The Hunger Games (film)
Image via Wikipedia

Are Your Characters Making an Impression?

Traci Kenworth


When we set off to write our story, often the characters we choose are flat. They have no substance, no reason for existing yet, they’re a blank canvas. Oh, we might see them as a grand creation in our minds but they’re not ready, not yet. First drafts are rough, weak, often to the point of being hopeless, we think. But the truth is, they’re not. It gives us the skeleton, the bones with which to work.

So you didn’t get your character to spring to life in it. There’s still a chance. I can’t stress getting to “know” your characters enough. They need to become the very air you breathe, so to speak. Of course, I’m not suggesting you ignore your regular job, family, and friends. Your creativity will ferment like yeast and produce larger –than-life characters if you concentrate on them in the time you do set aside for your writing.

Have you done in-depth interviews with your character? Writing their backstory, answering their present, past, and future questions as to who they are, who they will become? It’s important to flesh out your characters as much as possible. That little side story about the touchdown that won the championship back in 1997 might seal the deal on who your person is, what they stand for, his ideals.

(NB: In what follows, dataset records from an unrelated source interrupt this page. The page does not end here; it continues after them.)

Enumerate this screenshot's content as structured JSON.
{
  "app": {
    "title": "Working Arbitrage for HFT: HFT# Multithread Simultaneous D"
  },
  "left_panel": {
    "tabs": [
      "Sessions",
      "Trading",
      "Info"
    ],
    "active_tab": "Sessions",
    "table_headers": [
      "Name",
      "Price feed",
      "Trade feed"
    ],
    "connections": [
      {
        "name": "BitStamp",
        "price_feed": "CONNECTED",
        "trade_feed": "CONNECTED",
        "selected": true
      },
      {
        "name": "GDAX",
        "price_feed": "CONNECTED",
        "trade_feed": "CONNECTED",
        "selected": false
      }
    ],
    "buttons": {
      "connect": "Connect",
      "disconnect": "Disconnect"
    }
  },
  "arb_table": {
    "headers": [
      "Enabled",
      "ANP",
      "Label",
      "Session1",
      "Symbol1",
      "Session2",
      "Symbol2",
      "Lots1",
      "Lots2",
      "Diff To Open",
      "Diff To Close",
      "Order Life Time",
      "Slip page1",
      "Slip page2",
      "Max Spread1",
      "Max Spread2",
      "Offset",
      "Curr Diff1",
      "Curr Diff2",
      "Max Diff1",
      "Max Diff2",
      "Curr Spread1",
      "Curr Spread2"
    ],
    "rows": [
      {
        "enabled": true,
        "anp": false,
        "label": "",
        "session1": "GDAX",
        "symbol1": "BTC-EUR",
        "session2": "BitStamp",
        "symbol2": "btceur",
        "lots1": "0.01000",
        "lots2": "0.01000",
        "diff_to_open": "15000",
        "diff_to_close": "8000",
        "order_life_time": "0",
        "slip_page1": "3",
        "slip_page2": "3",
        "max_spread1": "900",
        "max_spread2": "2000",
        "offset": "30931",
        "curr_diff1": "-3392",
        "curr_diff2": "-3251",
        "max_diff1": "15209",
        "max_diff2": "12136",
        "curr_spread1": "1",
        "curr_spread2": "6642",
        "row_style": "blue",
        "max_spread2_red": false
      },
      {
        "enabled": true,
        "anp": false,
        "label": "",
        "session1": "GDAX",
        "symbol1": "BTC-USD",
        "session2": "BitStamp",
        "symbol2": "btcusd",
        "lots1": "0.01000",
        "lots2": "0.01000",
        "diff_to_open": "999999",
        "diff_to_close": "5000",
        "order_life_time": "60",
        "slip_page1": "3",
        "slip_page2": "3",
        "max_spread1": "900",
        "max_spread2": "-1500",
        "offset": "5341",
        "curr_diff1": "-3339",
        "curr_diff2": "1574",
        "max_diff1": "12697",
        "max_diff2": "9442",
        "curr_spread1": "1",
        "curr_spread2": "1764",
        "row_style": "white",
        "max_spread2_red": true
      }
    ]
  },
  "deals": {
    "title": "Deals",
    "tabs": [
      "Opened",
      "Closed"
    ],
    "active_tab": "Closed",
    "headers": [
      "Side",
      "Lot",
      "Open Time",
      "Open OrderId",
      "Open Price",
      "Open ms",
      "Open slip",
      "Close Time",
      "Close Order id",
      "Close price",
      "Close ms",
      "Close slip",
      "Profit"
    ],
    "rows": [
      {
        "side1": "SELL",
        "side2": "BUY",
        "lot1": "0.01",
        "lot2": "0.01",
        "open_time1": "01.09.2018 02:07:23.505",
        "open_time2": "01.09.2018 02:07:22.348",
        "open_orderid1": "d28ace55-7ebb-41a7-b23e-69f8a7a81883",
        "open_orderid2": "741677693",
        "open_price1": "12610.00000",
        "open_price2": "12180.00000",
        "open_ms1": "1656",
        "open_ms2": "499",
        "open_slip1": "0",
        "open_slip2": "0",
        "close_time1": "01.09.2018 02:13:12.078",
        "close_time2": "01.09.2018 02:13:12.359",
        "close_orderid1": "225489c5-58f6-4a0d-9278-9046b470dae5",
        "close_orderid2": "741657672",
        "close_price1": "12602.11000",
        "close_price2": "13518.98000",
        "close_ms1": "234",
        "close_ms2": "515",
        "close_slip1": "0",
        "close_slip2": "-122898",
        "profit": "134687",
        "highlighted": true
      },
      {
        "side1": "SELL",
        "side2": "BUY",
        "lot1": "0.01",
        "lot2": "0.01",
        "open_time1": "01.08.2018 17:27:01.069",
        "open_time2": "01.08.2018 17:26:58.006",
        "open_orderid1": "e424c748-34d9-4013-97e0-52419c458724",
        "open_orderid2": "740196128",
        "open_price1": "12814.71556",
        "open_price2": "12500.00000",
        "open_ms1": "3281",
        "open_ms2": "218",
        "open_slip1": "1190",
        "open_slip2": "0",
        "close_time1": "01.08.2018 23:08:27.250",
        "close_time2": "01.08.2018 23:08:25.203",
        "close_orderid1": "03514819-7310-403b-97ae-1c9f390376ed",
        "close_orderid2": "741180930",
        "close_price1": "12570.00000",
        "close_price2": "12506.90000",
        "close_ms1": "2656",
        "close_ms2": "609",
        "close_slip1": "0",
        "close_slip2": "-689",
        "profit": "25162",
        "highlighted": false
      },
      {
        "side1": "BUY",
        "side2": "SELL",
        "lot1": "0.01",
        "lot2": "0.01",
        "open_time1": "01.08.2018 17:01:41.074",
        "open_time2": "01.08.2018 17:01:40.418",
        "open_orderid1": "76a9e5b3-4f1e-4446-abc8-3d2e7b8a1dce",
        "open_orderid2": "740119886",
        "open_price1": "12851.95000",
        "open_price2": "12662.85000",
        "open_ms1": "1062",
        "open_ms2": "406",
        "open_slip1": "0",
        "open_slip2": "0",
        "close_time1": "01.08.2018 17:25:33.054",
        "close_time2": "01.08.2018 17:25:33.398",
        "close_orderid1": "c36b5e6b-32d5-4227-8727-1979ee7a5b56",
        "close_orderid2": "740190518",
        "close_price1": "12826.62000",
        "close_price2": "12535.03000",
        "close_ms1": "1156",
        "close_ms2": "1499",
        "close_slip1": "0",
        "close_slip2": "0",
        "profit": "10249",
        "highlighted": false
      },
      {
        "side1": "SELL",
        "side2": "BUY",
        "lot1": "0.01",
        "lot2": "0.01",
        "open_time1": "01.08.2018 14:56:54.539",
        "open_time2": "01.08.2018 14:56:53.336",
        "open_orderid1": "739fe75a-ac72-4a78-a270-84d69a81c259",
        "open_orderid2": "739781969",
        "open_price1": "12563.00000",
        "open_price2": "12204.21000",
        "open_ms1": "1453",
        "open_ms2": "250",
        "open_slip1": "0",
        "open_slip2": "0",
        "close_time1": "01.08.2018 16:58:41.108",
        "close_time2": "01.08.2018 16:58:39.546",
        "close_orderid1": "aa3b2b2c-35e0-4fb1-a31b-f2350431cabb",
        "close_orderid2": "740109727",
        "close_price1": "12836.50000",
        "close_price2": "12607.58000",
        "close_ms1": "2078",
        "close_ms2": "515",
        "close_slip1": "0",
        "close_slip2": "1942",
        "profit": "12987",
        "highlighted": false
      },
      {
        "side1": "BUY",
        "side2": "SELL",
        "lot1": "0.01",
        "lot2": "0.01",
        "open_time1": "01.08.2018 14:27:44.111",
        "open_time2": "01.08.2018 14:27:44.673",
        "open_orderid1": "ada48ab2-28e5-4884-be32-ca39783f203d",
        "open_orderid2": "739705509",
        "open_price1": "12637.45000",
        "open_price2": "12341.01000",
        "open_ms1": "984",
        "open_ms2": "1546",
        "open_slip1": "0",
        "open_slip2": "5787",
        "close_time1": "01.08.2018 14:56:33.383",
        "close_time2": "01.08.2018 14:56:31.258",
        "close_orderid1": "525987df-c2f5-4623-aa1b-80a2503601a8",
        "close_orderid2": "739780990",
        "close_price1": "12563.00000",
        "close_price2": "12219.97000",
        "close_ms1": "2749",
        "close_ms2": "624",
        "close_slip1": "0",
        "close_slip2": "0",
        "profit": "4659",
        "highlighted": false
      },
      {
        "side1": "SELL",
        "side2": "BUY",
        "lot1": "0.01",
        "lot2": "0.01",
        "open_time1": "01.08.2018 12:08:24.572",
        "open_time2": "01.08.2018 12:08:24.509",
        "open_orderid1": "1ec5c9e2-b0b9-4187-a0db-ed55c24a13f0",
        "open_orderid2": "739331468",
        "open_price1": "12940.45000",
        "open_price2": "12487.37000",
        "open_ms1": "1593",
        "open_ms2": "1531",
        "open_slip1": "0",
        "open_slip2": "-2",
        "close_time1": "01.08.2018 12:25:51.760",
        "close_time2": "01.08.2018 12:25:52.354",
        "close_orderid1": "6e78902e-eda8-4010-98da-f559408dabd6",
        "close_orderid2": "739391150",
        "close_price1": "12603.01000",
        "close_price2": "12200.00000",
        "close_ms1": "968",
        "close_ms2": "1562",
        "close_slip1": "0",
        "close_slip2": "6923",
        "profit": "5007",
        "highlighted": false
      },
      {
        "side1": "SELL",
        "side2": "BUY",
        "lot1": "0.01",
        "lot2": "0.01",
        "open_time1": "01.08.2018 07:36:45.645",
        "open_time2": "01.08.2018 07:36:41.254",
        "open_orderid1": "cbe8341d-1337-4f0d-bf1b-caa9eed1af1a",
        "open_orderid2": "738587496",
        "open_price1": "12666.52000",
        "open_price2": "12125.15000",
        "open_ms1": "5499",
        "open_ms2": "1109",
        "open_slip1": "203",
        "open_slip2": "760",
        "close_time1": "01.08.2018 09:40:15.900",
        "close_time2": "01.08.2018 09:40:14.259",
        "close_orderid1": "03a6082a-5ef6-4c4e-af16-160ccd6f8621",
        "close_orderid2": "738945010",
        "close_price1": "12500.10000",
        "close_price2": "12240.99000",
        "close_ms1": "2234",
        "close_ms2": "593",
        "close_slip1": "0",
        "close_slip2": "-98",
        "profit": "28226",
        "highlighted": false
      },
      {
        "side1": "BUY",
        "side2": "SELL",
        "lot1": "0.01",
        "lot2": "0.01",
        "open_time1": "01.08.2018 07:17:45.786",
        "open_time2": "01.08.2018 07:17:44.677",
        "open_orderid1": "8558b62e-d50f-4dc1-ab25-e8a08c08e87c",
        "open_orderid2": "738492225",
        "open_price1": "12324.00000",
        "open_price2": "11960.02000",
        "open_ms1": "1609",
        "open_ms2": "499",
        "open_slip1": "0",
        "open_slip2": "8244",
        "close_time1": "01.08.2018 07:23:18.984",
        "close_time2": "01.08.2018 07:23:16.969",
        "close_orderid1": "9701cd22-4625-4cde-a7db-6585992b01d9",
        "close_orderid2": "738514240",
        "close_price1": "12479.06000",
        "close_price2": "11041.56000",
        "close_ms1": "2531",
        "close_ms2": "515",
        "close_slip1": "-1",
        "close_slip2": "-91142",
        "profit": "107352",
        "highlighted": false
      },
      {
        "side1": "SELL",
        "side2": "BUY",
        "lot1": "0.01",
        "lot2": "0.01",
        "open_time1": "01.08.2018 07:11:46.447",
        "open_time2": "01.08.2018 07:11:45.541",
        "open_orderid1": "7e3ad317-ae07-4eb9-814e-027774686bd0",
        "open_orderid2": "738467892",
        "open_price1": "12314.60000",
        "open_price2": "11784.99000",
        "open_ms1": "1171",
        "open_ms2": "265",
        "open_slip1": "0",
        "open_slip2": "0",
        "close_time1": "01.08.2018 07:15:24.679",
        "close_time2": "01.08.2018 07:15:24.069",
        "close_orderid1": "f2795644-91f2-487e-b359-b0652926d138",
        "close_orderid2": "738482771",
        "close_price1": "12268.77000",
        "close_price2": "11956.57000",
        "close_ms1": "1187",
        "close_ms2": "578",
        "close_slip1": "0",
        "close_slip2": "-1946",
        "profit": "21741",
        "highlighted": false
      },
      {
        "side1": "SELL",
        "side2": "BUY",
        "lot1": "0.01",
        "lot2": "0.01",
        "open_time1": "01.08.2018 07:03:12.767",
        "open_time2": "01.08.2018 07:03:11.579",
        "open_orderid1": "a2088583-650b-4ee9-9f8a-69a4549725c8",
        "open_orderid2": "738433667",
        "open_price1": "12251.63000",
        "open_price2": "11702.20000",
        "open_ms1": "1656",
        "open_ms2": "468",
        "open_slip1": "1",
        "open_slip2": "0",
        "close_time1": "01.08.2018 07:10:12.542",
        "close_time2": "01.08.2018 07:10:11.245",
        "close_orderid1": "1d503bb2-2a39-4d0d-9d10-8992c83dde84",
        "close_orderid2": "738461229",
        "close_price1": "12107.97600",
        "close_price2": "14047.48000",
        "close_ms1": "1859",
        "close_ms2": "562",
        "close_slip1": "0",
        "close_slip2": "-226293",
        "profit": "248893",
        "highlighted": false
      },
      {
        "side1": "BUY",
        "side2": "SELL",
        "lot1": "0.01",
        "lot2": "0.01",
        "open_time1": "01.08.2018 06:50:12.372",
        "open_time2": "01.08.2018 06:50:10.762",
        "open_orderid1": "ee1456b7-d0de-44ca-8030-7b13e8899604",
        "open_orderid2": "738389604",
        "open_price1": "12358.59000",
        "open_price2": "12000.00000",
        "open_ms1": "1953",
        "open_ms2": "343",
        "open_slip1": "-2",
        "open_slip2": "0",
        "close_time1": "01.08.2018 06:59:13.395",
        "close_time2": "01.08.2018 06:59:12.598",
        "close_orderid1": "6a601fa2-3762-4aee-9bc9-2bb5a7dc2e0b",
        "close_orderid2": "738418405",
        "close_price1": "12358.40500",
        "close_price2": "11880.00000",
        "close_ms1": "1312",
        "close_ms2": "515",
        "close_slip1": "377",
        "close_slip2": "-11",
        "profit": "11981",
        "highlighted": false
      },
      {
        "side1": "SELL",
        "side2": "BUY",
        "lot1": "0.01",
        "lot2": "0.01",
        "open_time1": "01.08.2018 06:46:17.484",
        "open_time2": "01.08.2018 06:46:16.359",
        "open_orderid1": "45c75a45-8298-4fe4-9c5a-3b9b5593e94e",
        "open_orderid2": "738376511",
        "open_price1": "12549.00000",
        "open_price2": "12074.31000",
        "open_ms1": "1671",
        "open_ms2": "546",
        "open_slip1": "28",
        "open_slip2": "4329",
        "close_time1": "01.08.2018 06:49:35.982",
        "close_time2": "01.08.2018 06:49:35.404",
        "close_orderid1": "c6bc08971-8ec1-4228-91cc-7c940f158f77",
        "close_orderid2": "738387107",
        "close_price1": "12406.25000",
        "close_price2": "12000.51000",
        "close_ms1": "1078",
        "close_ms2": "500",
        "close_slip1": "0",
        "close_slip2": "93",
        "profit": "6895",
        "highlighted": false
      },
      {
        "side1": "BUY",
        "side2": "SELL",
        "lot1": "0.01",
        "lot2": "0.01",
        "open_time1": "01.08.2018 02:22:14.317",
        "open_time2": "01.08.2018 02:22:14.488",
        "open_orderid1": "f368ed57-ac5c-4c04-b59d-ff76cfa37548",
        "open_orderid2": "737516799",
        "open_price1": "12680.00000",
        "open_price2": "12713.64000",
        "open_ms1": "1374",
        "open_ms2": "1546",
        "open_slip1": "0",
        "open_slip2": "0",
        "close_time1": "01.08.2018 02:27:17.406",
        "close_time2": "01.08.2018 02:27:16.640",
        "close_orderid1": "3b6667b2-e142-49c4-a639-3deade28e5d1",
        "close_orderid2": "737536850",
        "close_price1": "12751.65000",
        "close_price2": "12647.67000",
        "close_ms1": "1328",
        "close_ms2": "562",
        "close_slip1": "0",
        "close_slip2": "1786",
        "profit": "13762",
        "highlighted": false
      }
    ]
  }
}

As you get to know them better, what once was a frame for your story becomes fleshed out and clothed. For example: I took a girl who was running away from it all and gave her something to stay for, something to fight to keep. That running quality in her is her Achille’s heel, love is her savoir. She was a stick figure when I began, the urge to run the only thing important in her life. Slowly, when she gained others to care about instead of herself, she became a whole person with weaknesses and strengths. By the time I reach the final draft, you can no longer see the bones sticking out, only the polish of a fully-formed character. She could step off the stage.

Sometimes it is a quick balance of the plot that brings the character to the forefront in our mind, solidifies them for us. For example: I had struggled with one character as to who she was, why she was the way she was, until a twist in the plot defined her. She went from barely there, to vibrant in the story. The setting, too, can influence who your character becomes. Look at your background. What kind of a person would live there, what would it take to succeed?

Ask the hard questions and you will discover who your character is, who they’re meant to become. What are some of your tricks to making an impression with a character? There’s no one right way to do this, whatever works for you is proof that all Muses work differently and yet when their finished with the process, we’re left with characters such as Stu Redman in The Stand, Katniss Everdeen in The Hunger Games, Harry Potter and so many more.


8 thoughts on “Are You Making an Impression with Your Character?

  1. You’re right about getting to know characters as we go, and I agree about how important that first draft is for helping us do that. Other people can help too – I remember how you helped me explore the darker side of one of my characters in my first ms. (Thanks) px


  2. I know it’s a bit of a mission sometimes to write down all this extra stuff about your characters when you just want to get on with the story, but it makes a character so much more REAL when you can drop these tiny details throughout your manuscript. It really makes them come to life a lot more to know that they have (and had) a life “outside” the pages of the book.